Reading Online Novel

Right Kind of Wrong(30)



Soon after, Mama began fostering children and ended up adopting the three most amazing little girls in the whole world.

Life turned out okay for my mother. But I didn’t want to go through all she did just to get to be “okay.”

So the moment I felt myself falling into Jack’s eyes, tripping into his heart, I knew I had to shut it down. Too much was at stake.

He told me he was crazy about me. He told me we were good together. He told me I was everything he ever wanted. He said all the things any girl would appreciate.

But all I heard were the broken promises of my dad and the betrayal of my grandfather. So I said no. I stopped eating pancakes and left Jack’s apartment with his scent still on my skin and fresh tears running down my cheeks.

Across the car, I glance at his profile as we cross the Texas border and my heart clenches. I wasn’t lying when I said I didn’t know what the truth was, but I wasn’t exactly being honest either.

What I feel completely contradicts what I want. I feel more attracted to Jack than I do to anyone else, but I don’t want him to be my boyfriend. I feel possessive of Jack when he hooks up with other girls, but I don’t want to be one of the girls he hooks up with. I feel empty when we go a few days without seeing one another, but I don’t want him to be the source of my contentment.

I have a plan for my life, my future. A good plan. A solid plan.

I’m going to graduate college. I’m going to sell my sculptures and promote my artwork until I raise enough money to open an art gallery. Then I’m going to showcase artwork until I have enough money to buy myself a home. And a car. And health insurance. And maybe then I’ll get a small pet. Like a black cat or a little pig.

But Jack doesn’t fit into those plans.

So when he asks me for the truth, and I’m caught between my need to explain why I don’t want him and my desire to rip his clothes off, it messes with my head.

If only I were a stronger person, I’d stay away from Jack completely. But I can’t. I don’t want to. Cutting him out of my life, at least right now, isn’t an option. He’s too important to me—even if he’s being kind of weird about his family situation.

My phone rings and I glance at the screen. Speaking of family…

“Hey, Mom,” I answer, lifting the phone to my ear.

Jack glances at me for the first time in at least an hour then looks back at the road, where endless miles of dry, empty desert surround us on all sides. There is literally nothing out here in nowhere, Texas. No trees. No signs. Nothing.

“Hey, sugar.” The sound of my mother’s cheery voice makes me suddenly eager to get home. “How you doing?”

“Doing good,” I say. “How’s Grams?”

“Oh, she’s hanging in there. But she’s sure looking forward to seeing you. How’s the trip going?”

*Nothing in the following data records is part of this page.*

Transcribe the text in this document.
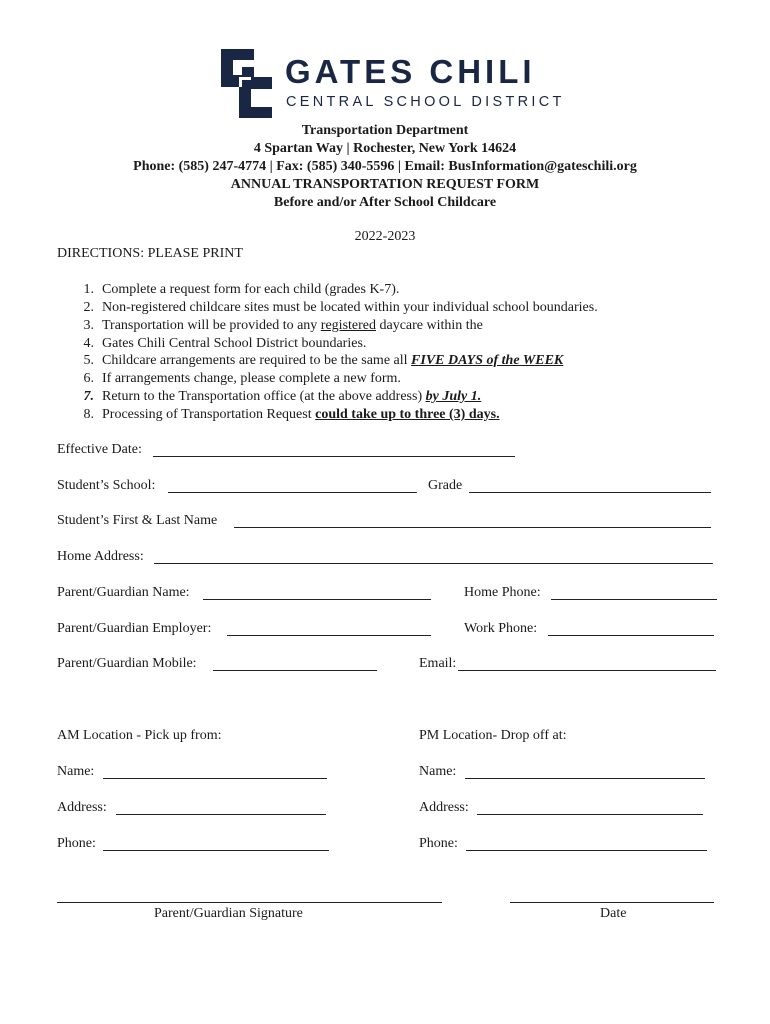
GATES CHILI
CENTRAL SCHOOL DISTRICT
Transportation Department
4 Spartan Way | Rochester, New York 14624
Phone: (585) 247-4774 | Fax: (585) 340-5596 | Email: BusInformation@gateschili.org
ANNUAL TRANSPORTATION REQUEST FORM
Before and/or After School Childcare
2022-2023
DIRECTIONS: PLEASE PRINT
1. Complete a request form for each child (grades K-7).
2. Non-registered childcare sites must be located within your individual school boundaries.
3. Transportation will be provided to any registered daycare within the
4. Gates Chili Central School District boundaries.
5. Childcare arrangements are required to be the same all FIVE DAYS of the WEEK
6. If arrangements change, please complete a new form.
7. Return to the Transportation office (at the above address) by July 1.
8. Processing of Transportation Request could take up to three (3) days.
Effective Date:
Student’s School:	Grade
Student’s First & Last Name
Home Address:
Parent/Guardian Name:	Home Phone:
Parent/Guardian Employer:	Work Phone:
Parent/Guardian Mobile:	Email:
AM Location - Pick up from:	PM Location- Drop off at:
Name:	Name:
Address:	Address:
Phone:	Phone:
Parent/Guardian Signature	Date
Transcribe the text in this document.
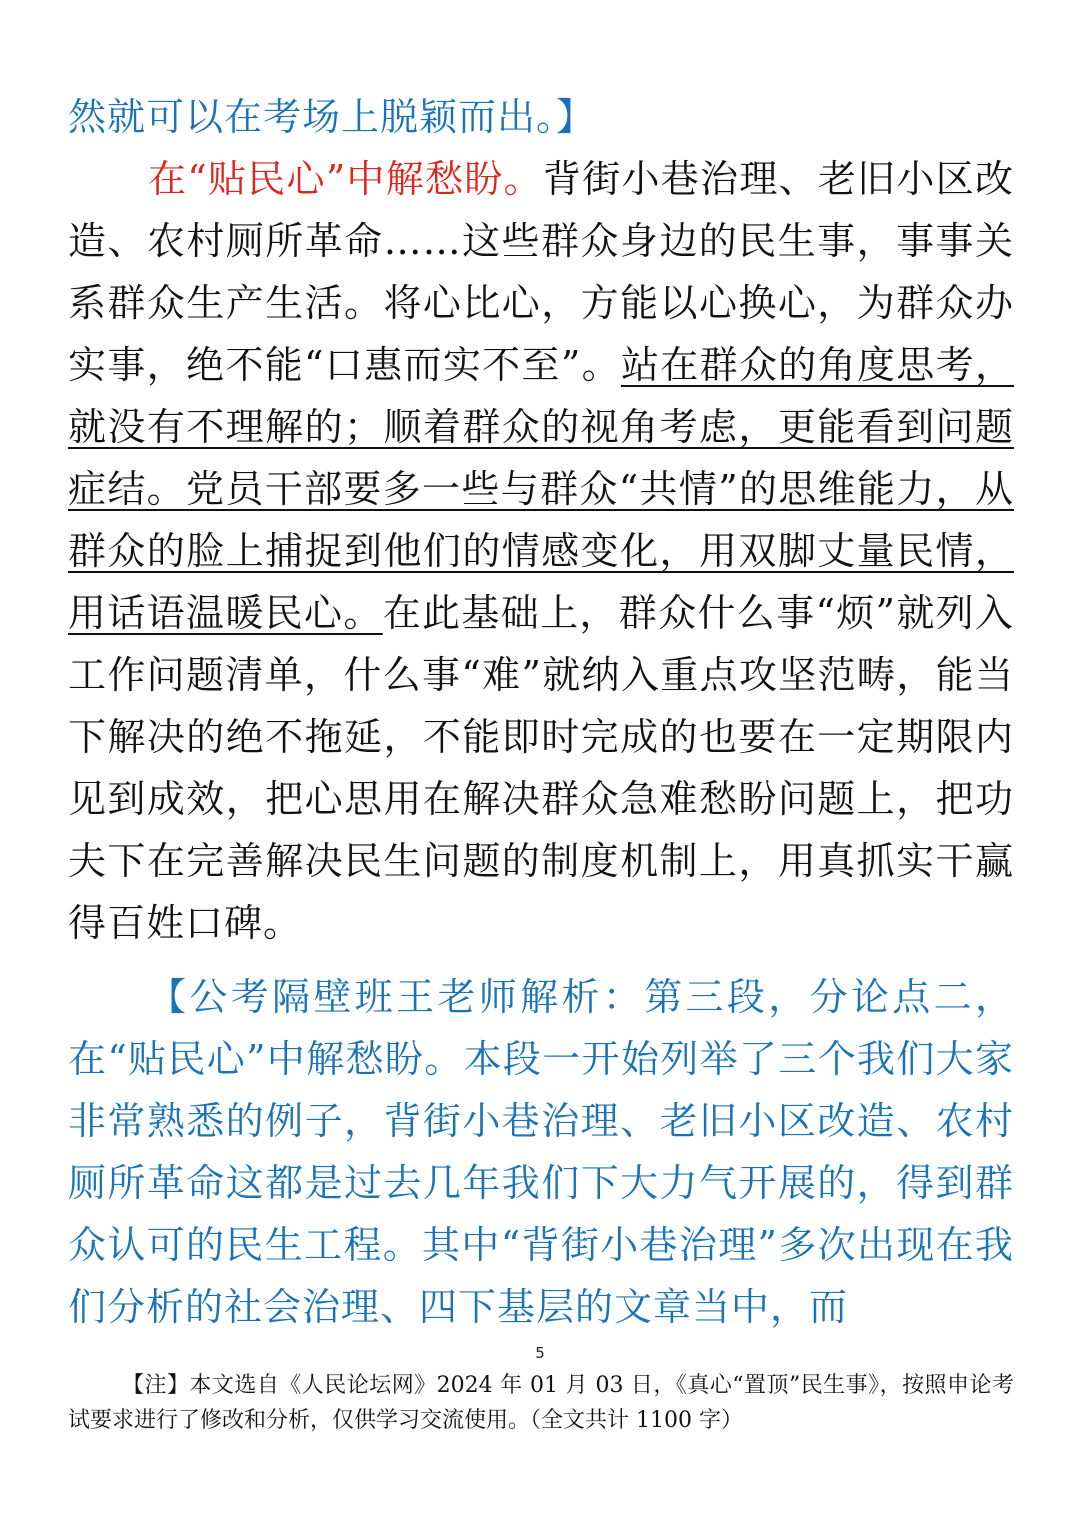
然就可以在考场上脱颖而出。】

在“贴民心”中解愁盼。背街小巷治理、老旧小区改造、农村厕所革命……这些群众身边的民生事，事事关系群众生产生活。将心比心，方能以心换心，为群众办实事，绝不能“口惠而实不至”。站在群众的角度思考，就没有不理解的；顺着群众的视角考虑，更能看到问题症结。党员干部要多一些与群众“共情”的思维能力，从群众的脸上捕捉到他们的情感变化，用双脚丈量民情，用话语温暖民心。在此基础上，群众什么事“烦”就列入工作问题清单，什么事“难”就纳入重点攻坚范畴，能当下解决的绝不拖延，不能即时完成的也要在一定期限内见到成效，把心思用在解决群众急难愁盼问题上，把功夫下在完善解决民生问题的制度机制上，用真抓实干赢得百姓口碑。

【公考隔壁班王老师解析：第三段，分论点二，在“贴民心”中解愁盼。本段一开始列举了三个我们大家非常熟悉的例子，背街小巷治理、老旧小区改造、农村厕所革命这都是过去几年我们下大力气开展的，得到群众认可的民生工程。其中“背街小巷治理”多次出现在我们分析的社会治理、四下基层的文章当中，而

5
【注】本文选自《人民论坛网》2024 年 01 月 03 日，《真心“置顶”民生事》，按照申论考试要求进行了修改和分析，仅供学习交流使用。（全文共计 1100 字）
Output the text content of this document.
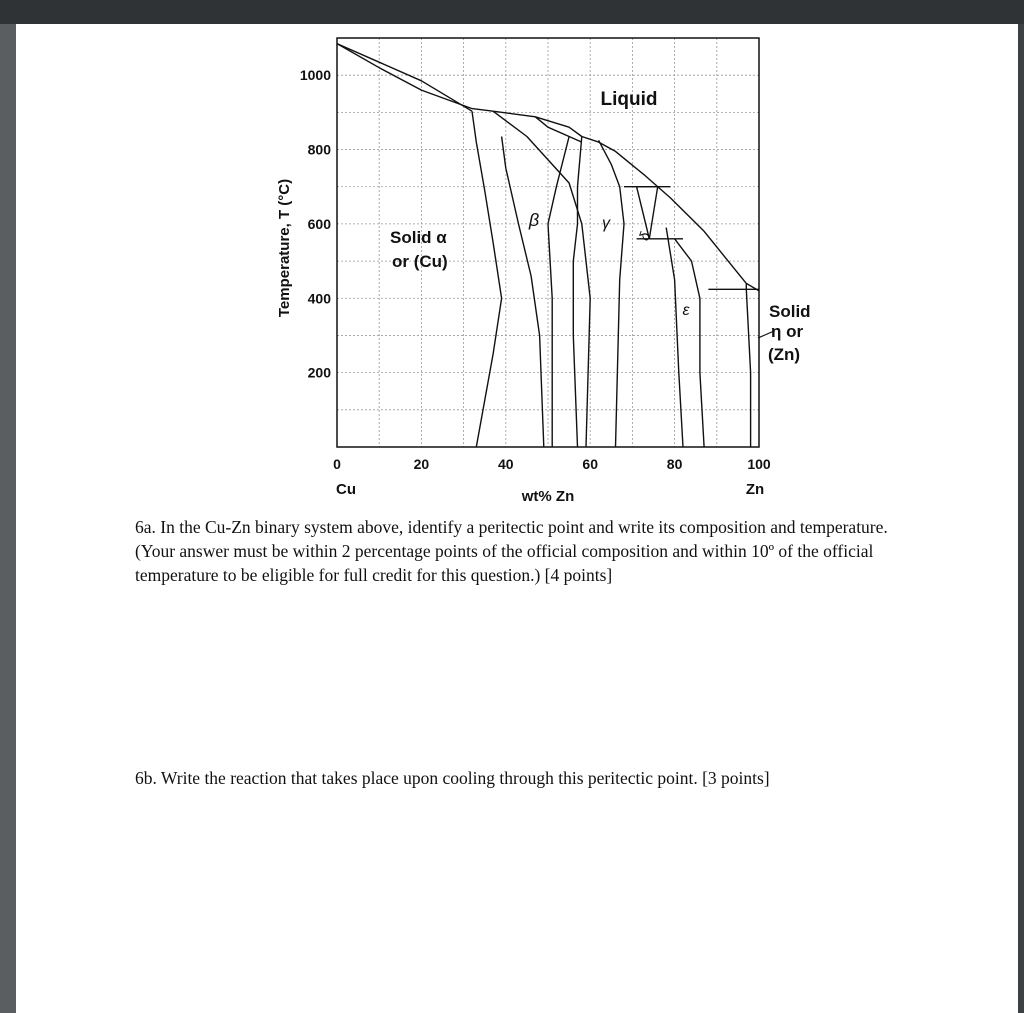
0	20	40	60	80	100
200
400
600
800
1000
Temperature, T (°C)
wt% Zn
Cu	Zn
Liquid
Solid α
or (Cu)
β	γ
δ
ε	Solid
η or
(Zn)

6a. In the Cu-Zn binary system above, identify a peritectic point and write its composition and temperature. (Your answer must be within 2 percentage points of the official composition and within 10º of the official temperature to be eligible for full credit for this question.) [4 points]

6b. Write the reaction that takes place upon cooling through this peritectic point. [3 points]
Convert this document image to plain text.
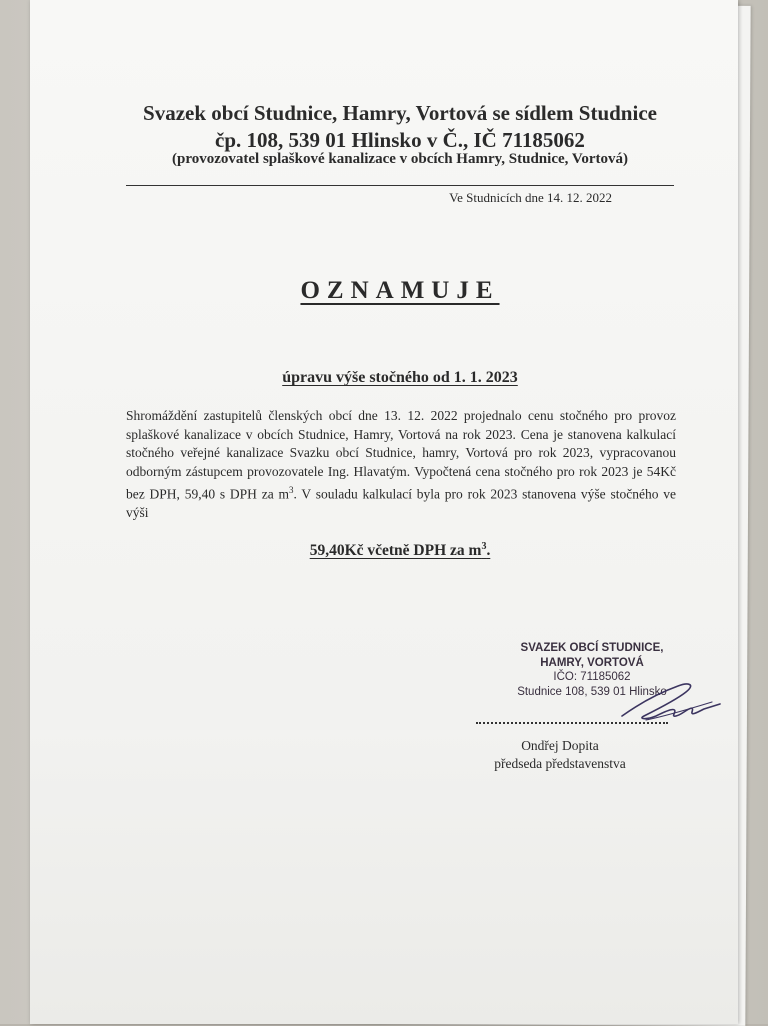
Svazek obcí Studnice, Hamry, Vortová se sídlem Studnice
čp. 108, 539 01 Hlinsko v Č., IČ 71185062
(provozovatel splaškové kanalizace v obcích Hamry, Studnice, Vortová)
Ve Studnicích dne 14. 12. 2022
OZNAMUJE
úpravu výše stočného od 1. 1. 2023
Shromáždění zastupitelů členských obcí dne 13. 12. 2022 projednalo cenu stočného pro provoz splaškové kanalizace v obcích Studnice, Hamry, Vortová na rok 2023. Cena je stanovena kalkulací stočného veřejné kanalizace Svazku obcí Studnice, hamry, Vortová pro rok 2023, vypracovanou odborným zástupcem provozovatele Ing. Hlavatým. Vypočtená cena stočného pro rok 2023 je 54Kč bez DPH, 59,40 s DPH za $m^3$. V souladu kalkulací byla pro rok 2023 stanovena výše stočného ve výši
59,40Kč včetně DPH za $m^3$.
SVAZEK OBCÍ STUDNICE,
HAMRY, VORTOVÁ
IČO: 71185062
Studnice 108, 539 01 Hlinsko
Ondřej Dopita
předseda představenstva
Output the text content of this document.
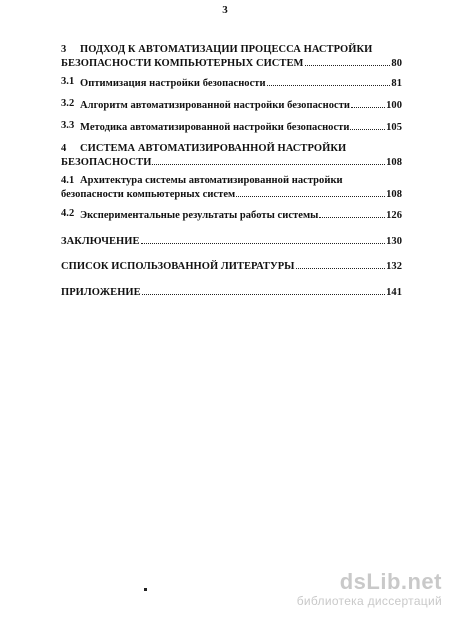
3
3 ПОДХОД К АВТОМАТИЗАЦИИ ПРОЦЕССА НАСТРОЙКИ
БЕЗОПАСНОСТИ КОМПЬЮТЕРНЫХ СИСТЕМ	80
3.1 Оптимизация настройки безопасности	81
3.2 Алгоритм автоматизированной настройки безопасности	100
3.3 Методика автоматизированной настройки безопасности	105
4 СИСТЕМА АВТОМАТИЗИРОВАННОЙ НАСТРОЙКИ
БЕЗОПАСНОСТИ	108
4.1 Архитектура системы автоматизированной настройки
безопасности компьютерных систем	108
4.2 Экспериментальные результаты работы системы	126
ЗАКЛЮЧЕНИЕ	130
СПИСОК ИСПОЛЬЗОВАННОЙ ЛИТЕРАТУРЫ	132
ПРИЛОЖЕНИЕ	141
dsLib.net
библиотека диссертаций
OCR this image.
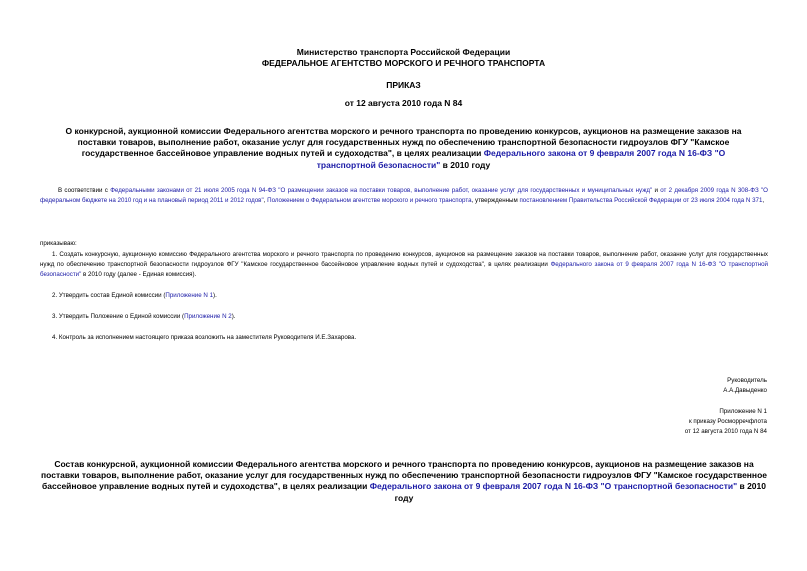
Министерство транспорта Российской Федерации
ФЕДЕРАЛЬНОЕ АГЕНТСТВО МОРСКОГО И РЕЧНОГО ТРАНСПОРТА
ПРИКАЗ
от 12 августа 2010 года N 84
О конкурсной, аукционной комиссии Федерального агентства морского и речного транспорта по проведению конкурсов, аукционов на размещение заказов на поставки товаров, выполнение работ, оказание услуг для государственных нужд по обеспечению транспортной безопасности гидроузлов ФГУ "Камское государственное бассейновое управление водных путей и судоходства", в целях реализации Федерального закона от 9 февраля 2007 года N 16-ФЗ "О транспортной безопасности" в 2010 году
В соответствии с Федеральными законами от 21 июля 2005 года N 94-ФЗ "О размещении заказов на поставки товаров, выполнение работ, оказание услуг для государственных и муниципальных нужд" и от 2 декабря 2009 года N 308-ФЗ "О федеральном бюджете на 2010 год и на плановый период 2011 и 2012 годов", Положением о Федеральном агентстве морского и речного транспорта, утвержденным постановлением Правительства Российской Федерации от 23 июля 2004 года N 371,
приказываю:
1. Создать конкурсную, аукционную комиссию Федерального агентства морского и речного транспорта по проведению конкурсов, аукционов на размещение заказов на поставки товаров, выполнение работ, оказание услуг для государственных нужд по обеспечению транспортной безопасности гидроузлов ФГУ "Камское государственное бассейновое управление водных путей и судоходства", в целях реализации Федерального закона от 9 февраля 2007 года N 16-ФЗ "О транспортной безопасности" в 2010 году (далее - Единая комиссия).
2. Утвердить состав Единой комиссии (Приложение N 1).
3. Утвердить Положение о Единой комиссии (Приложение N 2).
4. Контроль за исполнением настоящего приказа возложить на заместителя Руководителя И.Е.Захарова.
Руководитель
А.А.Давыденко
Приложение N 1
к приказу Росморречфлота
от 12 августа 2010 года N 84
Состав конкурсной, аукционной комиссии Федерального агентства морского и речного транспорта по проведению конкурсов, аукционов на размещение заказов на поставки товаров, выполнение работ, оказание услуг для государственных нужд по обеспечению транспортной безопасности гидроузлов ФГУ "Камское государственное бассейновое управление водных путей и судоходства", в целях реализации Федерального закона от 9 февраля 2007 года N 16-ФЗ "О транспортной безопасности" в 2010 году
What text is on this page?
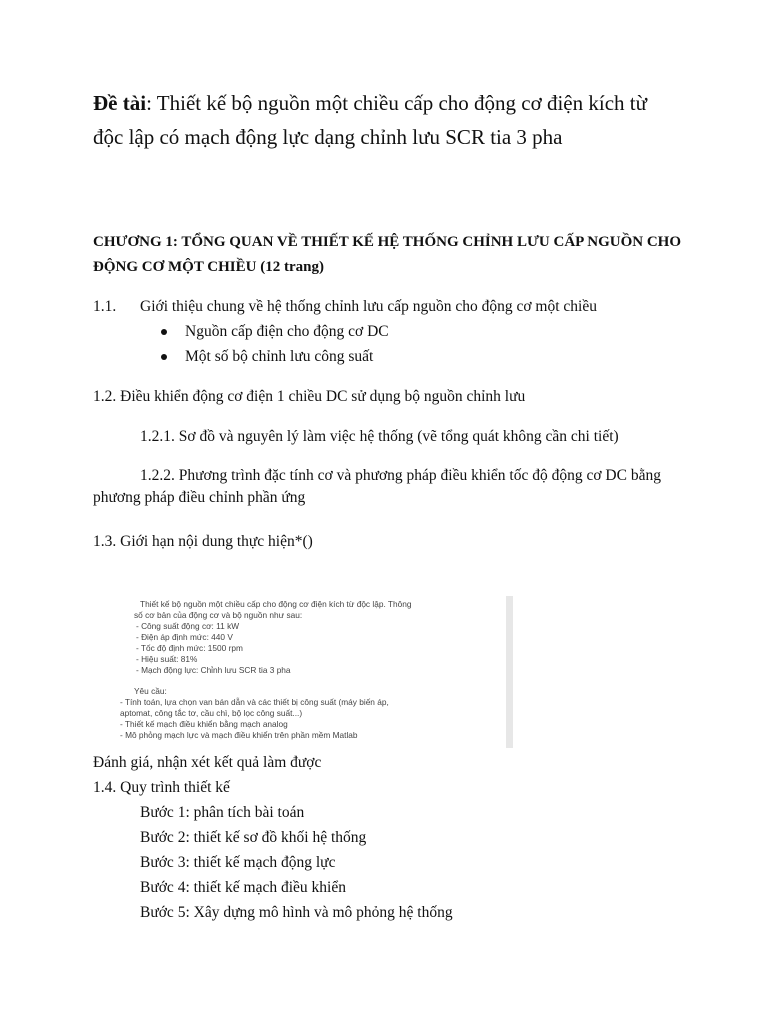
Đề tài: Thiết kế bộ nguồn một chiều cấp cho động cơ điện kích từ độc lập có mạch động lực dạng chỉnh lưu SCR tia 3 pha
CHƯƠNG 1: TỔNG QUAN VỀ THIẾT KẾ HỆ THỐNG CHỈNH LƯU CẤP NGUỒN CHO ĐỘNG CƠ MỘT CHIỀU (12 trang)
1.1. Giới thiệu chung về hệ thống chỉnh lưu cấp nguồn cho động cơ một chiều
Nguồn cấp điện cho động cơ DC
Một số bộ chỉnh lưu công suất
1.2. Điều khiển động cơ điện 1 chiều DC sử dụng bộ nguồn chỉnh lưu
1.2.1. Sơ đồ và nguyên lý làm việc hệ thống (vẽ tổng quát không cần chi tiết)
1.2.2. Phương trình đặc tính cơ và phương pháp điều khiển tốc độ động cơ DC bằng phương pháp điều chỉnh phần ứng
1.3. Giới hạn nội dung thực hiện*()
Thiết kế bộ nguồn một chiều cấp cho động cơ điện kích từ độc lập. Thông
số cơ bản của động cơ và bộ nguồn như sau:
- Công suất động cơ: 11 kW
- Điện áp định mức: 440 V
- Tốc độ định mức: 1500 rpm
- Hiệu suất: 81%
- Mạch động lực: Chỉnh lưu SCR tia 3 pha
Yêu cầu:
- Tính toán, lựa chọn van bán dẫn và các thiết bị công suất (máy biến áp,
aptomat, công tắc tơ, cầu chì, bộ lọc công suất...)
- Thiết kế mạch điều khiển bằng mạch analog
- Mô phỏng mạch lực và mạch điều khiển trên phần mềm Matlab
Đánh giá, nhận xét kết quả làm được
1.4. Quy trình thiết kế
Bước 1: phân tích bài toán
Bước 2: thiết kế sơ đồ khối hệ thống
Bước 3: thiết kế mạch động lực
Bước 4: thiết kế mạch điều khiển
Bước 5: Xây dựng mô hình và mô phỏng hệ thống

Staring out the window, I blow out my cheeks. “Long? Boring? Dry? Pick one.”

“That good, huh?”

“That good,” I repeat blandly.

“Well at least you’re not alone,” she says. “Your cousins flew in today and informed me that you left with a passenger. They weren’t sure how long he’d last, but since you answered your actual phone instead of putting me on your car’s speakerphone I’m assuming you still have your travel companion.”

My mom prides herself on her powers of deduction. When I was a teenager, I used to call her Sherrylock Holmes because I could never pull one over on her. The woman was just too damn intuitive, and she always knew when I was lying. It made sneaking out at night and other getting-up-to-no-good shenanigans rather difficult, but I managed.

“Yes, Mama, I do have a travel companion,” I mock. “What are you, seventy? Why are you talking like Andy Griffith? Ner-dy.”

She huffs. “Mm-hmm. Who’s more of a nerd, the forty-five-year-old woman who says ‘travel companion’ or the twenty-one-year-old girl who knows who Andy Griffith is?”

A small smile pulls up my mouth. “Touché.”

“So are you bringing Jack home with you or what?”

I frown. “What makes you think my travel companion is Jack?”

Jack looks at me again, his gray eyes curious as they scan my face. Feeling my skin grow hot, I turn away from his gaze.

“Because he’s the only guy I ever hear you mention by name so I figured he’d be the only guy you’d tolerate on a road trip,” she says.

A beat passes where my heart completely flips out, shifting into full-on panic mode as I try to come to terms with my mother’s words.

Do I talk about Jack that much? Am I one of those silly girls that calls home and blabs about the boy she likes? AM I?